Strong Stratospheric Wave Events Precede North American Cold Extremes (Invited Presentation)

North American cold events have been suggested to be associated with stratospheric waves. However, the underlying mechanisms and governing factors are not well understood. We introduce a simple method to identify events characterized by extreme stratospheric wave activity in reanalysis and model output, finding that strong stratospheric wave events are associated with intraseasonal swings from warm to cold spells over North America in both reanalysis and CMIP6 models. Notably, strong wave events increase the risk of North American cold extremes by 50% to 90% with a lag of 5-25 days.

The causality between stratospheric wave activity and cold extremes is examined by idealized nudging experiments in an AGCM with a well-resolved stratosphere. The stratosphere in the nudging run is fully relaxed to its counterpart in a free-running control simulation. By comparing the strong wave events between the two runs, we find that despite having different surface patterns prior to event onset, the nudging run replicates the surface fingerprints observed in the control run after event onset under nearly identical stratospheric evolutions.
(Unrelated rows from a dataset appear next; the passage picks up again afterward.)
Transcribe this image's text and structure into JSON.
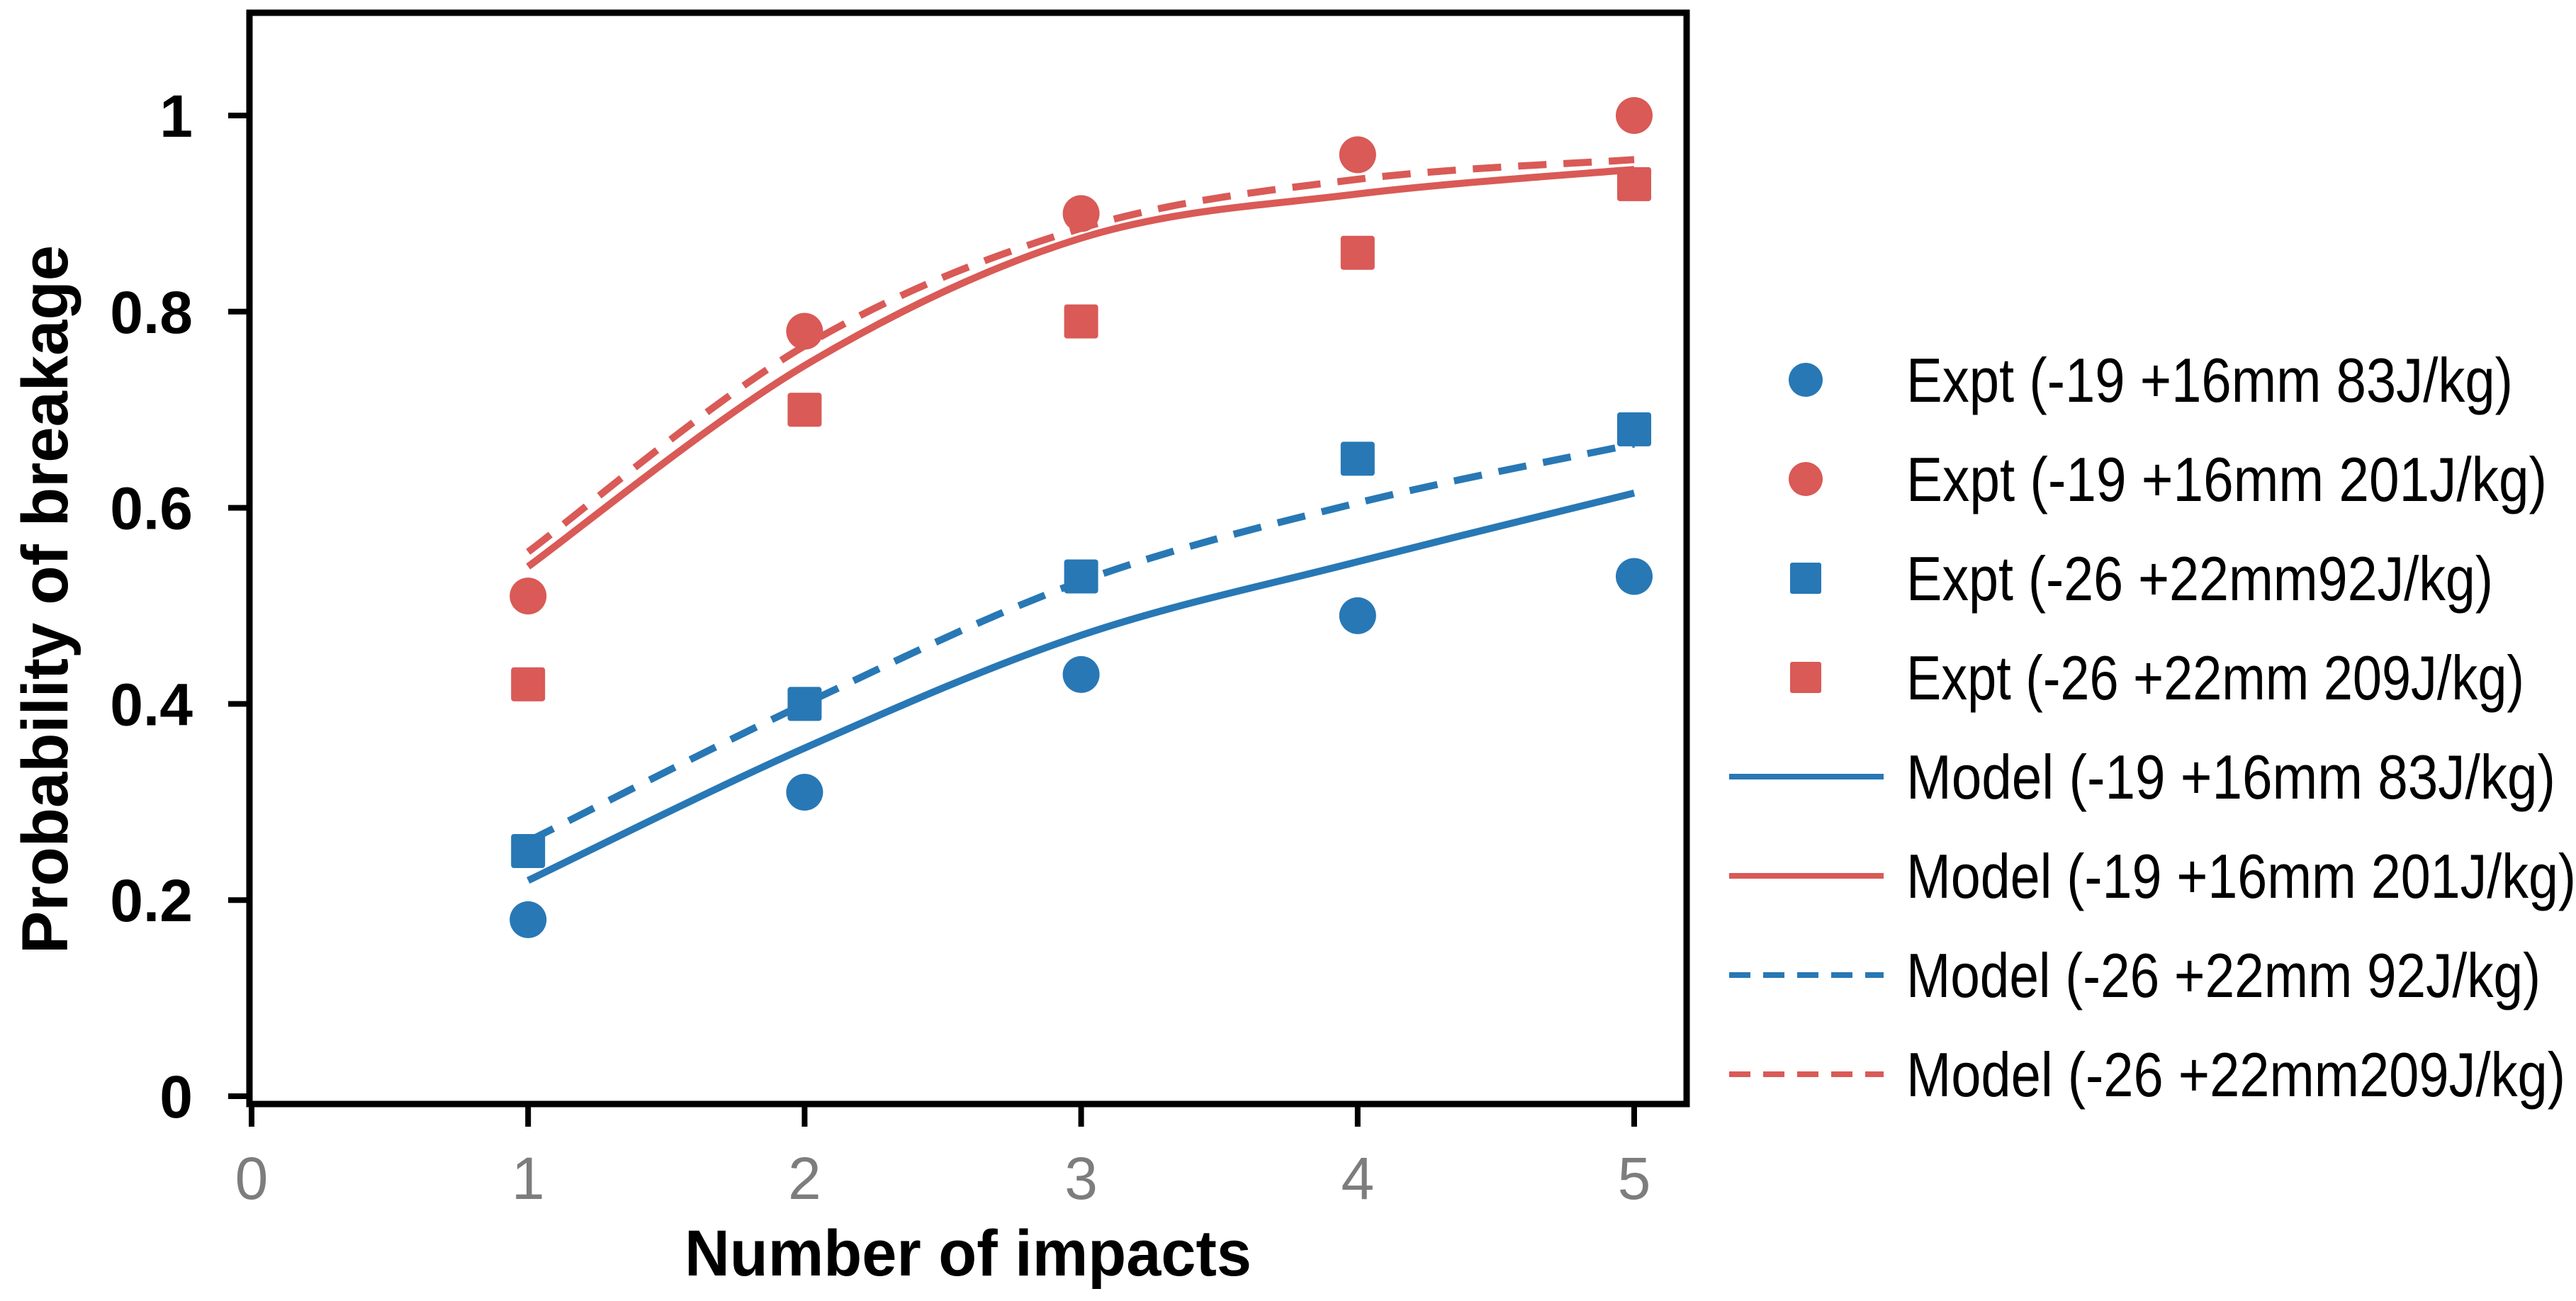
{
  "figure": {
    "background": "#FFFFFF"
  },
  "chart_data": {
    "type": "scatter",
    "title": "",
    "xlabel": "Number of impacts",
    "ylabel": "Probability of breakage",
    "x_tick_labels": [
      "0",
      "1",
      "2",
      "3",
      "4",
      "5"
    ],
    "x_tick_values": [
      0,
      1,
      2,
      3,
      4,
      5
    ],
    "y_tick_labels": [
      "0",
      "0.2",
      "0.4",
      "0.6",
      "0.8",
      "1"
    ],
    "y_tick_values": [
      0,
      0.2,
      0.4,
      0.6,
      0.8,
      1
    ],
    "xlim": [
      0,
      5.2
    ],
    "ylim": [
      0,
      1.11
    ],
    "grid": false,
    "legend_position": "right-outside",
    "axis_color": "#000000",
    "x_tick_label_color": "#7D7D7D",
    "y_tick_label_color": "#000000",
    "blue": "#2878B5",
    "red": "#D95A56",
    "x": [
      1,
      2,
      3,
      4,
      5
    ],
    "series": [
      {
        "name": "Expt (-19 +16mm 83J/kg)",
        "kind": "scatter",
        "marker": "circle",
        "color": "#2878B5",
        "values": [
          0.18,
          0.31,
          0.43,
          0.49,
          0.53
        ]
      },
      {
        "name": "Expt (-19 +16mm 201J/kg)",
        "kind": "scatter",
        "marker": "circle",
        "color": "#D95A56",
        "values": [
          0.51,
          0.78,
          0.9,
          0.96,
          1.0
        ]
      },
      {
        "name": "Expt (-26 +22mm92J/kg)",
        "kind": "scatter",
        "marker": "square",
        "color": "#2878B5",
        "values": [
          0.25,
          0.4,
          0.53,
          0.65,
          0.68
        ]
      },
      {
        "name": "Expt (-26 +22mm 209J/kg)",
        "kind": "scatter",
        "marker": "square",
        "color": "#D95A56",
        "values": [
          0.42,
          0.7,
          0.79,
          0.86,
          0.93
        ]
      },
      {
        "name": "Model (-19 +16mm 83J/kg)",
        "kind": "line",
        "dash": "solid",
        "color": "#2878B5",
        "values": [
          0.22,
          0.355,
          0.47,
          0.545,
          0.615
        ]
      },
      {
        "name": "Model (-19 +16mm 201J/kg)",
        "kind": "line",
        "dash": "solid",
        "color": "#D95A56",
        "values": [
          0.54,
          0.745,
          0.875,
          0.92,
          0.945
        ]
      },
      {
        "name": "Model (-26 +22mm 92J/kg)",
        "kind": "line",
        "dash": "dashed",
        "color": "#2878B5",
        "values": [
          0.26,
          0.4,
          0.525,
          0.605,
          0.665
        ]
      },
      {
        "name": "Model (-26 +22mm209J/kg)",
        "kind": "line",
        "dash": "dashed",
        "color": "#D95A56",
        "values": [
          0.555,
          0.765,
          0.885,
          0.935,
          0.955
        ]
      }
    ]
  }
}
This indicates that the increased risk of cold events can be attributed to the strong stratospheric wave activity rather than being solely driven by tropospheric processes.

Further analysis with ERA5 shows that the phase of the quasi-biennial oscillation (QBO) can modulate the surface signature of strong stratospheric wave events. Strong wave events during westerly QBO (wQBO) are followed by surface cold anomalies over North America. In contrast, during easterly QBO (eQBO), we find no North American cooling following strong wave events. The different surface responses are attributed to the differences in vertical wave coupling. Strong wave events during eQBO exhibit a vertical structure of a westward tilt with increasing altitudes, while strong wave events during wQBO transition from a westward to an eastward tilt. These distinctions suggest that wQBO favors the downward coupling of strong stratospheric wave events while eQBO suppresses it. Interestingly, while CMIP6 models resemble ERA5 during wQBO, they struggle to replicate the impact of eQBO on strong wave events. In other words, CMIP6 models do not differentiate between wQBO and eQBO for the surface signals following strong wave events. Models tend to overestimate the strength of the Alaskan ridge following strong stratospheric wave events under eQBO, suggesting excessive downward coupling in models compared to ERA5. Our findings carry important implications for understanding the stratospheric contribution to surface cold extremes.